Творец новой философии принадлежит к тем мыслителям-художникам, для которых философия — прежде всего художественная автобиография. „Лучший и глубочайший философ“ — по словам Декарта — „тот, кто умеет наиболее счастливо уподоблять искомые вещи предметам, познанным посредством чувств“. Вот почему, по словам Декарта, „великие мысли чаще встречаются в произведениях поэтов, чем в творениях философов; причина этого кроется в том, что поэты пишут под действием энтузиазма и силы воображения: в них таятся зародыши паук, подобно тому, как в кремне скрыты зародыши огня. Философ извлекает их с помощью рассуждения; вызываемые воображением поэтов, они искрятся и приобретают более яркий блеск“.
Этот дар проникновения в тайны природы с помощью аналогии роднит Декарта с другим великим художником мысли — Шопенгауэром, для которого философия была прежде всего „исповедью своего создателя и как бы невольными его мемуарами“: с этой стороны исповедь Шопенгауэра приобретает глубокий интерес, как поучительный комментарий, проливающий новый свет на психологию творчества Декарта.
„Мой прием, — писал Шопенгауэр в своих „Размышлениях“, — состоит в том, что я умею самое живое наглядное представление и самое глубокое ощущение, — когда наступит благоприятная для того минута, — внезапно облить в то же самое мгновенье самым холодным отвлеченным рассуждением и сохранить его, таким образом, в окостенелом виде“.
Если скульптуру называют застывшей музыкой, то философию, — как понимал ее Шопенгауэр, — можно назвать застывшей поэзией. В этом смысле весьма поучительно признание Шопенгауэра, что самые глубокие мысли осеняли его в моменты эстетического созерцания природы.
Как художник Божьей милостью, Шопенгауэр знает не только восторги, но и муки творчества: „когда у меня возникает какая-нибудь неясная мысль“, — читаем мы в его „Рудольфштадтских признаниях”, — „и дразнит меня, как смутный образ, — меня охватывает неописуемое страстное желание поймать ее; я бросаю все и преследую ее, как охотник — дичь, гоняюсь за ней по всем извилинам, подстерегая ее со всех сторон, и загораживаю ей дорогу до тех пор, покуда не схвачу, выясню и изложу ее, как убитую, на бумаге“. Мыслитель не мог успокоиться в нем до тех пор, пока не сливался с художником в экстазе эстетического проникновения: „я не могу найти отдыха“ — писал он Гете в 1815 году — „не могу успокоиться до тех пор, пока каждая часть занимающего меня предмета не обрисуется предо мной в чистых и отчетливых очертаниях”. Почувствовав внутри себя зачатие новой мысли, Шопенгауэр, словно счастливая мать, услышавшая биение новой зарождающейся в ней жизни, в восхищении говорил: „я благословлен плодом“. Если упоение зачатия дарило ему восторги художника, зато рождение идеи причиняло ему неутолимые муки творчества. „Зародыш всякой идеи, — признается он Гете, — лежит в какой-нибудь одной, внезапно осенившей, счастливой мысли, которая и доставляет сладострастное упоение зачатия; рождение же, т. е. выполнение, не обходится, но крайней мере, у меня без муки, и тогда я стою перед моим собственным духом, как неумолимый судья — перед преступником, лежащим под пыткой, и заставляю его давать мне ответы до тех пор, покуда не истощатся все вопросы“.
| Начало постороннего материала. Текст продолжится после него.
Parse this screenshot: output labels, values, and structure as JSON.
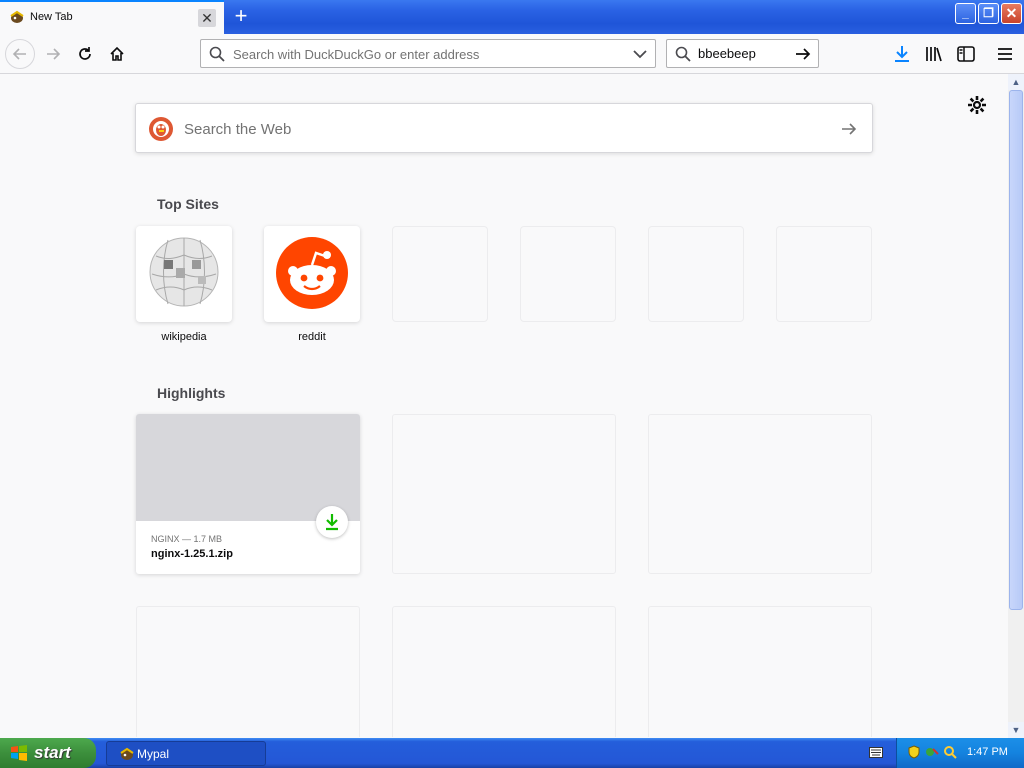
{
  "tab": {
    "title": "New Tab",
    "close_glyph": "✕",
    "new_tab_glyph": "+"
  },
  "window_controls": {
    "minimize": "_",
    "maximize": "❐",
    "close": "✕"
  },
  "toolbar": {
    "url_placeholder": "Search with DuckDuckGo or enter address",
    "search_value": "bbeebeep",
    "icons": [
      "back-arrow-icon",
      "forward-arrow-icon",
      "reload-icon",
      "home-icon",
      "download-icon",
      "library-icon",
      "sidebar-icon",
      "menu-icon"
    ]
  },
  "newtab": {
    "search_placeholder": "Search the Web",
    "top_sites_title": "Top Sites",
    "top_sites": [
      {
        "label": "wikipedia",
        "icon": "wikipedia-globe-icon"
      },
      {
        "label": "reddit",
        "icon": "reddit-alien-icon"
      },
      {
        "label": ""
      },
      {
        "label": ""
      },
      {
        "label": ""
      },
      {
        "label": ""
      }
    ],
    "highlights_title": "Highlights",
    "highlights": [
      {
        "meta": "NGINX — 1.7 MB",
        "name": "nginx-1.25.1.zip",
        "icon": "download-icon"
      }
    ]
  },
  "taskbar": {
    "start_label": "start",
    "app_label": "Mypal",
    "clock": "1:47 PM"
  },
  "colors": {
    "accent": "#0a84ff",
    "reddit": "#ff4500",
    "download_green": "#12bc00",
    "xp_blue": "#245edb",
    "xp_green": "#3c8f3c"
  }
}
Я преднамеренно сопоставил мыслителя Декарта с художником Шопенгауэром; аналогия эта простирается не только на манеру письма и темперамент обоих мыслителей; она проникает в самую сердцевину их систем, обнажая скелет их художественной архитектоники.
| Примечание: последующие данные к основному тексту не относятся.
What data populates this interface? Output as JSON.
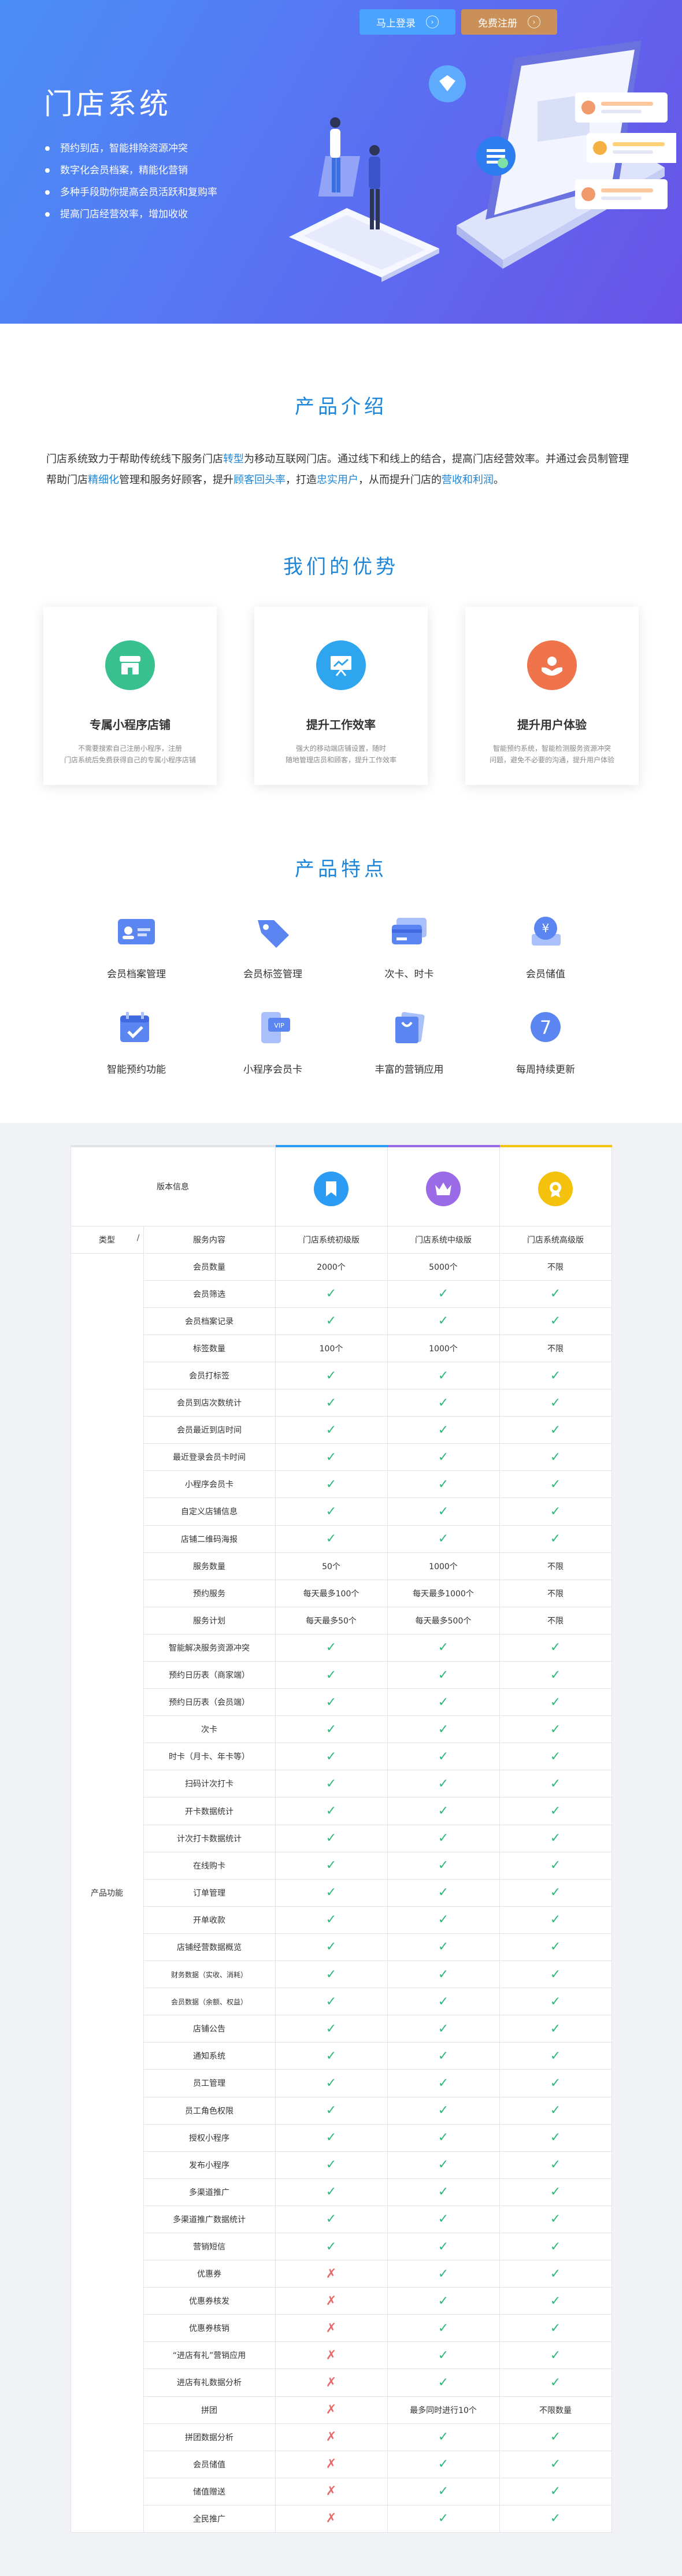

Оба мыслителя еще на школьной скамье пережили потрясающую драму мировой скорби: сомнение в ценности знания привело Декарта к отрицанию мира, как представления; сомнение в ценности жизни привело Шопенгауэра к отрицанию мира, как воли; оба они отреклись от книги знания ради книги жизни; оба они, подобно Диогену, искали человека с фонарем в руке и нашли его в шахте самопознания: для Декарта таким фонарем был „естественный свет разума”; для Шопенгауэра — естественный свет „воли к жизни“.